Il panorama del calcio italiano si trova attualmente a un bivio storico che potrebbe ridisegnare completamente le gerarchie di potere e la visione strategica della Federazione. Con l’avvicinarsi delle elezioni del 22 giugno, fissate a seguito delle dimissioni di Gabriele Gravina, il nome di Giovanni Malagò sta guadagnando una centralità assoluta, trasformandosi da semplice voce di corridoio a candidatura estremamente concreta. Sebbene il contesto politico spinga verso l’ipotesi di un commissariamento per stabilizzare la situazione, la base del calcio professionistico sembra aver individuato nell’attuale presidente del CONI l’unico profilo capace di traghettare il sistema fuori dalle secche di una crisi di credibilità senza precedenti. Malagò porta con sé il peso del prestigio internazionale e l’esperienza organizzativa maturata con le Olimpiadi di Milano-Cortina, elementi che rappresentano la garanzia di un rilancio che non sia solo burocratico ma anche d’immagine.
L’architettura del consenso elettorale
Il successo di una candidatura federale non può prescindere da una solida base numerica e Malagò sembra aver già ipotecato una fetta consistente del corpo elettorale. L’appoggio congiunto dell’Associazione Calciatori (AIC) e dell’Associazione Allenatori (AIAC) garantisce infatti una dote di circa il 30 per cento dei voti totali, a cui si deve aggiungere il sostegno massiccio della Serie A. In seno alla massima lega, ben 19 società su 20 si sono schierate apertamente a favore del dirigente romano, lasciando la Lazio di Claudio Lotito in una posizione di isolamento solitario.

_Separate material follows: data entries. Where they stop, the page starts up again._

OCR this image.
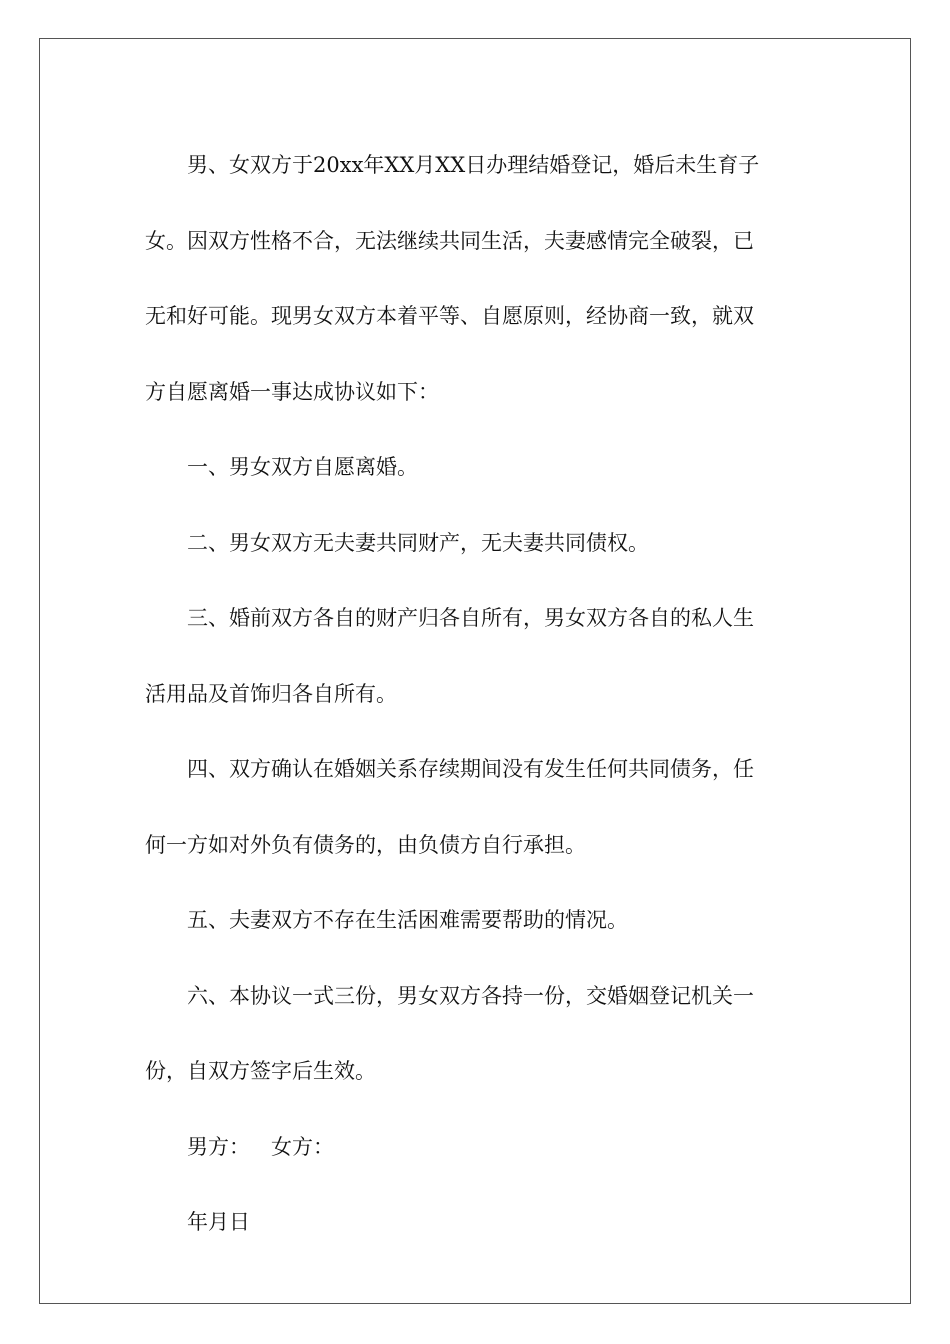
男、女双方于20xx年XX月XX日办理结婚登记，婚后未生育子
女。因双方性格不合，无法继续共同生活，夫妻感情完全破裂，已
无和好可能。现男女双方本着平等、自愿原则，经协商一致，就双
方自愿离婚一事达成协议如下：

一、男女双方自愿离婚。

二、男女双方无夫妻共同财产，无夫妻共同债权。

三、婚前双方各自的财产归各自所有，男女双方各自的私人生
活用品及首饰归各自所有。

四、双方确认在婚姻关系存续期间没有发生任何共同债务，任
何一方如对外负有债务的，由负债方自行承担。

五、夫妻双方不存在生活困难需要帮助的情况。

六、本协议一式三份，男女双方各持一份，交婚姻登记机关一
份，自双方签字后生效。

男方： 女方：

年月日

Questo fronte compatto rappresenta un segnale inequivocabile della volontà dei club di riappropriarsi di un ruolo guida nella governance federale. La partita resta comunque aperta poiché Giancarlo Abete può contare storicamente sul blocco dei Dilettanti, che pesa per circa il 34 per cento, rendendo decisivi i movimenti della Serie B e della Lega Pro.
Le direttrici del programma di riforma
Il piano strategico che Malagò intende attuare si fonda su concetti di modernizzazione e sostenibilità a lungo termine. Un punto cardine riguarda la valorizzazione dei vivai nazionali attraverso l’introduzione di norme stringenti che incentivino l’impiego dei giovani talenti italiani nei campionati professionistici. Insieme a questo, il progetto prevede un forte impulso allo sviluppo delle seconde squadre, strumento considerato fondamentale per ridurre il divario tra il settore giovanile e il calcio dei grandi. Non meno importante è il tema delle infrastrutture sportive, da anni tallone d’Achille del sistema Italia, che necessitano di una semplificazione burocratica per favorire investimenti privati. La sostenibilità economica passerà invece per una possibile riduzione del numero di squadre partecipanti ai tornei, a partire dalla Serie A, con l’obiettivo di alzare il livello qualitativo dello spettacolo e alleggerire i calendari.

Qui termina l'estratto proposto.